A comment from an expert on Third Bridge is helpful - this is from back in October 2021:
"[F]ranchising in pharmacy is very challenging. It’s because of the power differential is different to every other franchise. The pharmacist owns the government licence to have the pharmacy in a particular location, and without that the franchisor, the owner of the franchise, couldn’t have a franchise in pharmacy, and so there’s a different franchising power balance that’s difficult to manage.
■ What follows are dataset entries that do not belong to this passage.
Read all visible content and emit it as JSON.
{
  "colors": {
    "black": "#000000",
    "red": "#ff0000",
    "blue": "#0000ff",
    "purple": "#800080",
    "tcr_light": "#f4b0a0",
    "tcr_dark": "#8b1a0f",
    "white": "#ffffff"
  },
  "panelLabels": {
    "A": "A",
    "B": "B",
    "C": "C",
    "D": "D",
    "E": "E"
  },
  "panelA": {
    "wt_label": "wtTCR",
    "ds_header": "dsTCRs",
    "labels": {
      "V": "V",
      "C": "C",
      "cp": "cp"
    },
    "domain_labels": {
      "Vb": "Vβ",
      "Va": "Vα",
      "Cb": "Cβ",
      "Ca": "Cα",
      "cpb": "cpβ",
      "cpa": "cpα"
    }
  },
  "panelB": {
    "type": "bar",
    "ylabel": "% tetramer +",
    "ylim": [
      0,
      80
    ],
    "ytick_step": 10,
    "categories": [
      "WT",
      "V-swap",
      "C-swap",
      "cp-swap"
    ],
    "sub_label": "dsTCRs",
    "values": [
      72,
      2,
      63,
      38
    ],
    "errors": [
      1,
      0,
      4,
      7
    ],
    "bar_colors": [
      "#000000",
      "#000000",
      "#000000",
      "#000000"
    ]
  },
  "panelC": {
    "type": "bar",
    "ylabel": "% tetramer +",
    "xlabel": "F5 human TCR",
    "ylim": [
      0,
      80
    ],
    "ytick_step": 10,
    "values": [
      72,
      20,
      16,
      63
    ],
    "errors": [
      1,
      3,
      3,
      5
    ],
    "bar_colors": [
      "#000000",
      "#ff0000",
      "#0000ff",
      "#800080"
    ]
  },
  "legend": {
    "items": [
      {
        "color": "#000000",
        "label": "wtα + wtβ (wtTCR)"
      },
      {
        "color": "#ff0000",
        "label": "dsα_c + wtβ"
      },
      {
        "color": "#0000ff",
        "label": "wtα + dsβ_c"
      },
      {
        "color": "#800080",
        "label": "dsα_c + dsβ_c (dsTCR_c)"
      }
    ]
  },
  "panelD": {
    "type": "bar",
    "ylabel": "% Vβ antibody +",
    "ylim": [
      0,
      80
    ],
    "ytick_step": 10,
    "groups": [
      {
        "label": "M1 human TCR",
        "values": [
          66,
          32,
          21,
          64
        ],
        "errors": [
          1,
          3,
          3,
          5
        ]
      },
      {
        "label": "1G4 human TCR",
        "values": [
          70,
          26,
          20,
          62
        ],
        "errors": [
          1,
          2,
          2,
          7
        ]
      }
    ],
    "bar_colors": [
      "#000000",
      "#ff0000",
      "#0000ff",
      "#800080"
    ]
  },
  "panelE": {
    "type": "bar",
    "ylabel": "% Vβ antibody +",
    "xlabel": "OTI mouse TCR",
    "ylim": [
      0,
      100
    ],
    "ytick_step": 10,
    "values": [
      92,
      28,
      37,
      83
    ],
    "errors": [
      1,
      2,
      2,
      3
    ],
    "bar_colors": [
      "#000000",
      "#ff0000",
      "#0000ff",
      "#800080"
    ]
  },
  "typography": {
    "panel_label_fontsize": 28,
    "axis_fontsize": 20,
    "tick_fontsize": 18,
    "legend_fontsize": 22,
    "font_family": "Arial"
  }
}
One of the reasons Chemist Warehouse has grown is they’ve built a structure and they have a management style that’s very aggressive, and they get very good compliance across their store network, but all the other brands of pharmacy have found that harder and they’ve had to influence, cajole and get pharmacists to be more compliant with their brand offer.
The two that have done OK, of course, are Terry White and Priceline Pharmacy, but they’re not perfect at it."
Thanks for a great article. Moved last year to NZ from The Netherlands so might have an interesting perspective. In NZ Chemist Warehouse has no direct competitor. They compete with specialist pharmacies, department stores, supermarkets, and online.
Personally, I think their stores are not special. In the Netherlands there is a dominant chain called Kruidvat which is way better in my opinion (owned by CK Hutchison).
I would be surprised if this chain succeeds outside Australia/NZ.
Too early to ascribe too much value to these operations.
Hi Wubbe, thanks very much for your comment and your insight as a customer (or indeed non-customer).
It's a great idea to look at CK Hutchison's retail segment as a comp. They've provided detail segment data in the current structure going back to 2012.
Total retail performance looks mediocre in that time, with 2.6% / 2.2% revenue and EBITDA cagrs. Western Europe specifically was a bit better, with 4.0% / 6.2% cagrs.
I wonder if Kruidvat is a small gem amid other weaker CKH retail businesses? In the UK I'm not a big fan of their Superdrug and Savers formats. Assessments of retail formats are quite personal, depending on whether one belongs to the targeted demographic, etc.
(The 1HK stock overall has been poor, but retail is presumably far from the key driver at group level.)
Thanks for your response. I clearly see the unique positioning they have in NZ. Just not sure how well this will translate. Guess we will see. Maybe I'm to conservative in seeing little value in the international expansion.
CKH retail has deteriorated in China. Will be interesting to see if they can recover.
Not an expert on the pharmacy market in the UK, but more in general I see a lot of business models working in NZ/AUS that are not as great in other regions.
any opinion on why they would choose to do a backdoor IPO that risks regulatory block versus a traditional IPO?
Thanks for commenting.
It's a good question. None of the analysts asked them about it at the meeting.
Three potential answers spring to mind -- two neutral, and one negative. Make your own mind up about which is most likely.
1) The traditional IPO market has been shut to all large issuers for a while due to weak market conditions. So they couldn't be sure of getting a traditional IPO away, certainly not at a price they would have liked. This alternative doesn't depend on market conditions or setting a specific price, and gives the founders very low dilution.
2) They actually positively like the Sigma benefits -- access to its additional pharmacies, the vertical integration of wholesale supply, maybe even the CEO with relevant international experience, who knows. ACCC risk is something they'd be pretty comfortable with, given their entire success has been based on understanding regulations and finding a way through that sails close to the limit.
3) CW specifically feared a traditional IPO process as they would not be able to stand up to the full scrutiny, due to some kind of skeletons in the closet. They chose the backdoor route specifically to avoid scrutiny.